The Importance of Pursuing or Reviewing APAs in Mexico Before 2021 Ends

Thoughtware Alert Published: Dec 03, 2021

In 2006, Mexico created the IMMEX (Manufacturing, Maquila, and Export Services Industries) program, which incentivizes national exports by allowing the temporary importation into Mexico from overseas of raw goods, materials, and fixed assets for use in an industrial or service process involving the production, transformation, or repair of finished goods, which must then be exported. Companies operating under the IMMEX program are commonly known as maquiladoras.

Historically, the maquiladora program has promoted business in Mexico from foreign investors by providing three major incentives: 

  • A tax exemption on the 16 percent value-added tax on the importation of raw goods, materials, and fixed assets used for the production of export goods
  • Certainty on the avoidance of a permanent establishment by the foreign investor with maquiladora operations in Mexico (as long as the maquiladora complies with the requirements outlined in the Mexican Income Tax Law (MITL))
  • The determination of minimum taxable profits for the maquiladora based on two mechanisms: i) Safe Harbor or ii) through a particular transfer pricing resolution or Advance Price Agreement (APA)

Under the Safe Harbor regime, the profits earned by the maquiladora should be at least the minimum of i) 6.5 percent of its total costs and expenses or ii) 6.9 percent of its total assets. The Safe Harbor is a streamlined process that is easy to implement and takes less time than an APA.

An APA is a resolution by the Mexican tax authority (SAT) of a formal query made by a Mexican taxpayer regarding the methodology used to set its transfer prices and the application of the arm’s-length principle. In essence, the APA program was designed to serve taxpayers seeking tax certainty for at least five years on the appropriate intercompany compensation for their unique maquiladora operations and for which the returns under the Safe Harbor regime would not produce arm’s-length results. An APA applies to the fiscal year when the APA is requested, the immediate preceding year, and up to three fiscal years following the year of the corresponding request.

Recently, the Mexican Congress approved some important modifications to the MITL for fiscal year 2022 that have completely eliminated the option to determine taxable profit for maquiladoras through an APA. The new changes will greatly affect maquiladoras by allowing the avoidance of a permanent establishment only to those taxpayers who comply with their transfer pricing obligations through the application of the Safe Harbor. The SAT expects that these changes would increase the taxable base on maquiladora operations.

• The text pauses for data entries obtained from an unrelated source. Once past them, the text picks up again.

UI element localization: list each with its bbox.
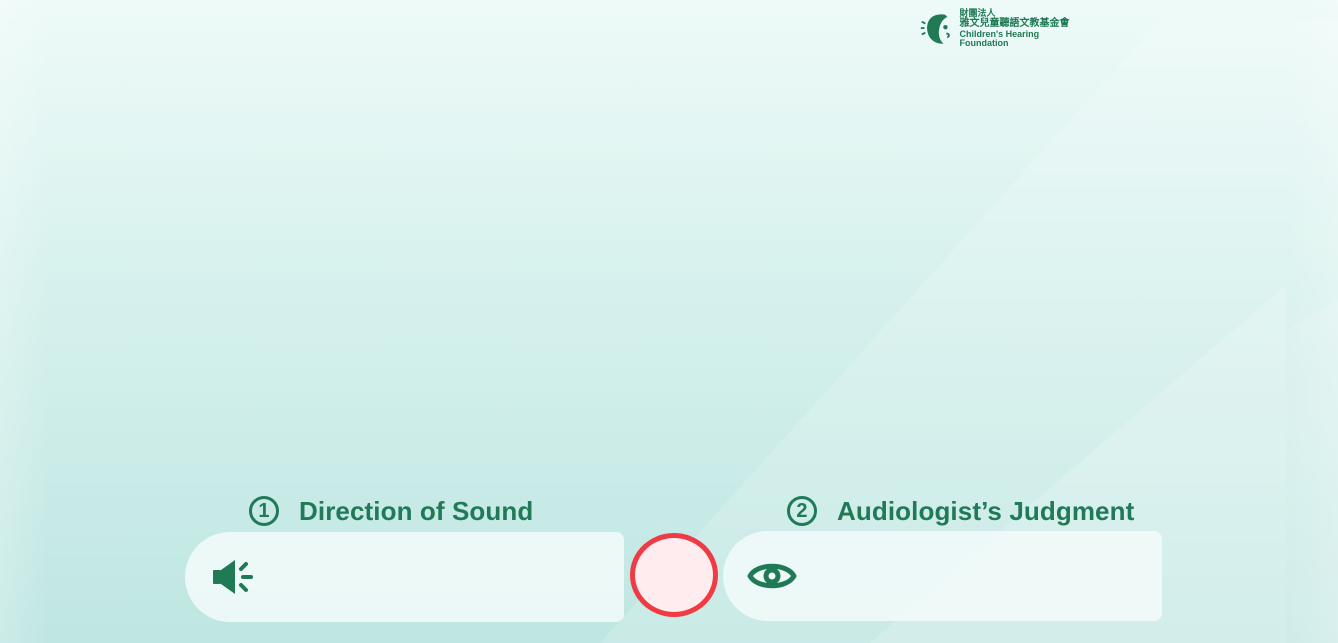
direction-of-sound-panel[interactable] (185, 532, 624, 622)
step-1-number: 1 (249, 496, 279, 526)
logo-line-3: Children's Hearing Foundation (959, 28, 1040, 48)
record-button[interactable] (630, 533, 718, 617)
foundation-logo: 財團法人 雅文兒童聽語文教基金會 Children's Hearing Foun… (919, 9, 1079, 49)
child-face-logo-icon (920, 14, 950, 44)
logo-line-2: 雅文兒童聽語文教基金會 (959, 18, 1070, 30)
audiologist-judgment-panel[interactable] (723, 531, 1162, 621)
step-2-number: 2 (787, 496, 817, 526)
step-1-title: Direction of Sound (299, 495, 534, 526)
logo-text: 財團法人 雅文兒童聽語文教基金會 Children's Hearing Foun… (959, 9, 1079, 49)
step-2-heading: 2 Audiologist’s Judgment (787, 492, 1134, 530)
step-1-heading: 1 Direction of Sound (249, 492, 533, 530)
right-edge-shade (1288, 0, 1338, 643)
speaker-icon (213, 560, 253, 594)
step-2-title: Audiologist’s Judgment (837, 495, 1135, 526)
eye-icon (747, 563, 797, 589)
left-edge-shade (0, 0, 50, 643)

The elimination of the APA program for maquiladoras starting in fiscal year 2022 produces a unique challenge for taxpayers who have not yet received an APA resolution or who currently seek an APA resolution for prior years. What should these taxpayers do? Can they continue to determine their taxable profit under their current methodology? Should they withdraw their current applications and resubmit an APA request before year-end?

In 2020, the SAT and the IRS renewed the Qualified Maquiladora Approach Agreement (QMA), first introduced in 2016, under which U.S. taxpayers with maquiladora operations can avoid double taxation when they follow the transfer pricing methodologies determined in their prior APAs. The QMA currently covers fiscal years until 2019, leaving a gap for fiscal years 2020 and 2021. Both tax authorities have acknowledged the potential need to renew the QMA again to cover tax year 2020 and onward, but this would depend on relevant economic, commercial, and public health developments.

Currently, many maquiladoras are still waiting for a resolution on their APAs for fiscal years up to 2019. In practice, while waiting, most of these taxpayers have continued to determine their taxable profits based on methodologies ratified in their previous APAs or, in other cases, have opted to apply the methodologies outlined in the QMA. However, these taxpayers should expect to make adjustments once their APA is resolved for those years. The SAT also has recently noted that maquiladoras with a pending APA resolution should adhere to the QMA approach if they have not done so.

Taxpayers who have applied for an APA for tax years 2020 and 2021 have essentially two alternatives. They can continue with their current process, or they must inform the SAT in this fiscal year (2021) if they wish to request an exemption for the years that were originally considered for the APA after the fiscal year 2020, and subsequently submit a new APA application that may cover the tax years 2020 to 2024. This second option may provide tax savings and tax certainty for taxpayers, who can manage to submit an APA application before year-end. Inevitably, these taxpayers would have to apply the Safe Harbor rates starting in 2025, but acting now can provide some significant benefits.

We invite U.S.-based taxpayers with maquiladoras to review the current status of their pending APAs. In some cases, stepping away from their current APA and submitting a new request before the close of the fiscal year 2021 could provide significant tax savings and tax certainty for fiscal years 2020 to 2024. Taxpayers should compare those benefits against the potential costs of the application, which include an application fee of MXN 256,967 or $12,850.